The government’s decision to ‘pause’ the FOFA amendment process has placed the corporate regulator in an awkward position, according to financial services lawyers.

Finance Minister Mathias Cormann announced he would put a temporary freeze on the FOFA changes on Monday.

Mr Cormann assumed the duties of Senator Arthur Sinodinos last week after the Assistant Treasurer stood down in order to answer questions posed by the NSW Independent Commission Against Corruption.

The Finance Minister said pausing the process would allow him to “consult in good faith with all relevant stakeholders before pressing the 'go' button on [the] changes”.

But news of further delays to the amendment of the FOFA regime could cause headaches for ASIC, according to Henry Davis York partner Jon Ireland.

ASIC's 'facilitative approach' to compliance with FOFA was only originally intended to last until 1 July 2014, he said.

“Consequently, if ASIC seeks to moderate its facilitative approach around this time the industry could be facing the increased likelihood of enforcement action around the same time as the FOFA changes are passed into law,” said Mr Ireland.

Further complicating matters, ASIC has also announced it will not take enforcement action in relation to the parts of FOFA the government intends to repeal.

Speaking at the ASIC Annual Forum in Sydney on Tuesday, ASIC deputy chairman Peter Kell said the regulator would not be taking a “heavy-handed” approach towards FOFA – at least until 1 July 2014.

We are currently in discussions with the government to adapt any of our current messages to take into account this recent decision [to pause the amendment process],” said Mr Kell

We will inform the market as we have to moderate our approach over the next few days, but otherwise it’s ‘steady-as-she-goes’,” he said.

Herbert Smith Freehills partner Michael Vrisakis said ASIC's decision to not enforce provisions of FOFA that are up for repeal is “consistent with common sense”.

But now that Mr Cormann has paused the process ASIC is in “unusual territory”, said Mr Vrisakis.

ASIC is in an equally difficult position as the industry, because we’re all trying to come up with a commonsense approach to this and there are a lot of moving parts,” he said.

While it makes sense for ASIC to continue its facilitative approach, it is important to distinguish the parts of FOFA the government intends to repeal from the 'add-ons', said Mr Vrisakis.

The exclusion of general advice from the conflicted remuneration rules is one such 'add-on' that financial services firms cannot assume ASIC will permit, he said.
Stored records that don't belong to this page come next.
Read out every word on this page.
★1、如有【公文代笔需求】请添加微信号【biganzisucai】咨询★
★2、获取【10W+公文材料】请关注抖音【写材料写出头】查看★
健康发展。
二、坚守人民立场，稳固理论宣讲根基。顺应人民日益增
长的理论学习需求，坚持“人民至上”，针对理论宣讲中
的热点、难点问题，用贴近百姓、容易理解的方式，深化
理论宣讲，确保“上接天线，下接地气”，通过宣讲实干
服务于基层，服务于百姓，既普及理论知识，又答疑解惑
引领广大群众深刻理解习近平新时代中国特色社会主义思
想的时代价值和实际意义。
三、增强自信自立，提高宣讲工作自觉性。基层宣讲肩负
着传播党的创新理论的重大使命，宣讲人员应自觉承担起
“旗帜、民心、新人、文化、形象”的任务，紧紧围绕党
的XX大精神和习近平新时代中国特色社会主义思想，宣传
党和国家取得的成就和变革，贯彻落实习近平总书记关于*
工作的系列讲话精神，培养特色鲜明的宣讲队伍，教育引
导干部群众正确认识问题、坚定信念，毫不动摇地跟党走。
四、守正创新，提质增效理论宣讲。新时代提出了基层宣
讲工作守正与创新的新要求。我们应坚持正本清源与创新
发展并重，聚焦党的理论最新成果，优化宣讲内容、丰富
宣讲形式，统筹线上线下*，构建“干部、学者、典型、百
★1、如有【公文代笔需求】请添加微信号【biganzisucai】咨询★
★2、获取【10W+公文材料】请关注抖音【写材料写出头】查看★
The 'balanced scorecard' approach to conflicted remuneration included in the FOFA amendments is another, said Mr Vrisakis.

But he was less concerned about the proposed removal of the final 'catch-all' provision of the best interests duty.

“I have a very strong view that it doesn’t really matter, because the best interests duty is not diluted by the removal of that step and therefore it does not make any difference in practice as to whether people work off a regime that’s got that catch-all step or doesn’t have it,” said Mr Vrisakis.

Senior representatives of ASIC are set to appear before the Parliamentary Joint Committee on Corporations and Financial Services in Canberra this afternoon.